Two years ago, when the rebrand from HBO Max to just Max was announced, I wrote a post titled Max Mayhem: Warner Bros. Discovery's Rebrand Fail.
At the time, I said of the name change to Max: “It’s crazy! Parent company Warner Bros. Discovery took a decades old brand, HBO, a pioneer in the world of delivering video content, and stripped away the brand equity.”
In a press release, Casey Bloys, Chairman and CEO of HBO and Max Content said: “With the course we are on and strong momentum we are enjoying, we believe HBO Max far better represents our current consumer proposition. And it clearly states our implicit promise to deliver content that is recognized as unique and, to steal a line we always said at HBO, worth paying for.”
As I said in my original post, “The suits at large companies frequently fail to recognize that marketing and branding is about emotion built up over time.

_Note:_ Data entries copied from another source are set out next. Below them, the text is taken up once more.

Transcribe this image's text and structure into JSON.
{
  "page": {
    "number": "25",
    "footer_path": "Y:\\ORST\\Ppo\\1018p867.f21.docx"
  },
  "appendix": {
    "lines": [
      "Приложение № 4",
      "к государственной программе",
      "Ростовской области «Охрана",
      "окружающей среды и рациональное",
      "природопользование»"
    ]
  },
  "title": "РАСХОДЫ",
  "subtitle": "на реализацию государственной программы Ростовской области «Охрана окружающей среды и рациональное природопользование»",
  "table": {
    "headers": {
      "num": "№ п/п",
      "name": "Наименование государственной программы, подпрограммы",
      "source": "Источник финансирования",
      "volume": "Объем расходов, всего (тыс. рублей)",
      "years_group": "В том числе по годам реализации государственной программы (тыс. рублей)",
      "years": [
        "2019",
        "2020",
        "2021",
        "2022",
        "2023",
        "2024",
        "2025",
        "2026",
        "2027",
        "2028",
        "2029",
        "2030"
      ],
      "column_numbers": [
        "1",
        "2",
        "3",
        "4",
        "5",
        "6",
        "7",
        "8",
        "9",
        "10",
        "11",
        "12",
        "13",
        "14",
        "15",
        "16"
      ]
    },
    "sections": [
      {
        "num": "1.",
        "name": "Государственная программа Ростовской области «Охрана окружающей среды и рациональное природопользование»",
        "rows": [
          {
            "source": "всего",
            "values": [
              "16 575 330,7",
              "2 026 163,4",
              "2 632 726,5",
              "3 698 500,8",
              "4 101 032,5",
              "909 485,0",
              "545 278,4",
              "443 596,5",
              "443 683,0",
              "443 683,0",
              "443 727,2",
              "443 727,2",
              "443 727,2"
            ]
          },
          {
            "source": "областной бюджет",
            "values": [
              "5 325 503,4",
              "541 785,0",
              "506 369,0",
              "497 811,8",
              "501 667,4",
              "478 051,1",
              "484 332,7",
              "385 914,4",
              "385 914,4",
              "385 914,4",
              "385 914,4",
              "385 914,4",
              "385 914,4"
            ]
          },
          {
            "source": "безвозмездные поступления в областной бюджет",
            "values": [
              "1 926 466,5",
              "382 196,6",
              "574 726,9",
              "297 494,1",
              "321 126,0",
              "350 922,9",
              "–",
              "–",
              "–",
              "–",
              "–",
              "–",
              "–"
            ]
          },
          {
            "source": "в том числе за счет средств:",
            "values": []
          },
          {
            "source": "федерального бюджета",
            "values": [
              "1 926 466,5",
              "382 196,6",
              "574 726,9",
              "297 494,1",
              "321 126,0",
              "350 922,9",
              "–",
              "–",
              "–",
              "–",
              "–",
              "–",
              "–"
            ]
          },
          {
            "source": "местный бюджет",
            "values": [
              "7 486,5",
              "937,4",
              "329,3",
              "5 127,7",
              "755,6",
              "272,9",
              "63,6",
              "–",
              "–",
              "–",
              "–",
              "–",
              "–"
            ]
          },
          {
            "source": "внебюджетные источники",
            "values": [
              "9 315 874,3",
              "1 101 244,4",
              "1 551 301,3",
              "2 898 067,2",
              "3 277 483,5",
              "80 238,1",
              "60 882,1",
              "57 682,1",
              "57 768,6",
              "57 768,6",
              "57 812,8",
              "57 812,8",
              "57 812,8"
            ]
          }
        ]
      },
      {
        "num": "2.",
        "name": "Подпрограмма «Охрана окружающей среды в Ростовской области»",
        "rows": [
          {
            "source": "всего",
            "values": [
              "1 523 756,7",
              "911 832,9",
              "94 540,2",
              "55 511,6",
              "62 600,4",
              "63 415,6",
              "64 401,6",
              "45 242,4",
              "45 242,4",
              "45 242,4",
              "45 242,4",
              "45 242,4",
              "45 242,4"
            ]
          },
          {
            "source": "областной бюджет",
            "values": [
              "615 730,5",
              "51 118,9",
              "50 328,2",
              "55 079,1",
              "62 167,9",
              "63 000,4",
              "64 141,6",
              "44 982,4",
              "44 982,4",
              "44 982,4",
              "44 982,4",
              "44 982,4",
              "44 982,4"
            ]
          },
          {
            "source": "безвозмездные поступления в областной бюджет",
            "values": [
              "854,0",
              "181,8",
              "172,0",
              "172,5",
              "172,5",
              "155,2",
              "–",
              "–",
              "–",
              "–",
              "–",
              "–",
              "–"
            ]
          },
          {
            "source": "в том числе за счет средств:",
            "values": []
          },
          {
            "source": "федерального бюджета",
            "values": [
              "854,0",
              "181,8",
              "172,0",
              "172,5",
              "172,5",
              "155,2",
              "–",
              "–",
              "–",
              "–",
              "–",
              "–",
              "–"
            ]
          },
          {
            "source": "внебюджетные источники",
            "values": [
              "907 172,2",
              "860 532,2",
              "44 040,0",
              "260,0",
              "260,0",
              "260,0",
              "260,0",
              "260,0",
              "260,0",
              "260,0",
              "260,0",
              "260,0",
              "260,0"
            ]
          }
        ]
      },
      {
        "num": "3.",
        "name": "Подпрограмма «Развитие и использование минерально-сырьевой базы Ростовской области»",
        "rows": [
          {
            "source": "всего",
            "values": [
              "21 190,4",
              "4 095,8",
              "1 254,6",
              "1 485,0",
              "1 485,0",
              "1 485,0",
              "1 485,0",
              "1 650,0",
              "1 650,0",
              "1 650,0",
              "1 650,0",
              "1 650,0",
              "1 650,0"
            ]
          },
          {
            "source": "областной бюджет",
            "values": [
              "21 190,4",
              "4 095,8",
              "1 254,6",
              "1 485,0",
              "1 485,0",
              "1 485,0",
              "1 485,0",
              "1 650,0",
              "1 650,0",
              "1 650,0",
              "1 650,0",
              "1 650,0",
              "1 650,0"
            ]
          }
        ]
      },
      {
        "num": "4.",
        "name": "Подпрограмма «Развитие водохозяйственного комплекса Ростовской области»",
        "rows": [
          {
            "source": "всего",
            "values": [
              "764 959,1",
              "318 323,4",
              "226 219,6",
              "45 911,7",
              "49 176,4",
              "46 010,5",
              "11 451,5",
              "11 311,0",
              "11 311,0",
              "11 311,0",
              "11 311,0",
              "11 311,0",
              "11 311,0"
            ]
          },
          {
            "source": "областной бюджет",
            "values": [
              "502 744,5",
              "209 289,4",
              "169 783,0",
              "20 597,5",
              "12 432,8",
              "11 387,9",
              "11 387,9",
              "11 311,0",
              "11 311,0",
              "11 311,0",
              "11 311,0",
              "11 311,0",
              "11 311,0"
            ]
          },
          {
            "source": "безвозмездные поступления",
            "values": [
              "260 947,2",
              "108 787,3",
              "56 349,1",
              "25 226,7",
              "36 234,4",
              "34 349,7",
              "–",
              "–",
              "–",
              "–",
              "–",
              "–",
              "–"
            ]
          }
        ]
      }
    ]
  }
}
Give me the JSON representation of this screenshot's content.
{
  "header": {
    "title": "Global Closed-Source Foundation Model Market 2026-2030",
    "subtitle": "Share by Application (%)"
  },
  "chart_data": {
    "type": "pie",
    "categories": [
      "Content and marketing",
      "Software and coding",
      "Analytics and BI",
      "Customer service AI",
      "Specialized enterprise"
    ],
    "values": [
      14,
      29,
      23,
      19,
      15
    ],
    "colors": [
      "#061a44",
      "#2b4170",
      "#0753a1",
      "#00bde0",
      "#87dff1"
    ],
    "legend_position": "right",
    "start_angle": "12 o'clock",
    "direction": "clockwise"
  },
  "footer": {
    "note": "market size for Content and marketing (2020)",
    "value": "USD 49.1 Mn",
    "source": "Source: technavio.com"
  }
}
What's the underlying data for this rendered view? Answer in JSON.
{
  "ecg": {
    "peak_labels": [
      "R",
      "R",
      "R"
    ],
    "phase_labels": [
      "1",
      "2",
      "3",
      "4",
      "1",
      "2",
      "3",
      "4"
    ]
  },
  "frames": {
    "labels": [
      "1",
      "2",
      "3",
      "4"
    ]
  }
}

So what if New Coke “tastes better”? People hated the idea that the product they love was changed.”
When companies compete with a larger and better-known competitor, they often look to a rebrand with silly name change to create an investor and media smokescreen and to buy some time.
That’s what happened to HBO Max > Max > HBO Max as the grasped at anything to compete with Netflix.
Don’t want to gloat here, but it was clear two years ago that the name change was a bad idea.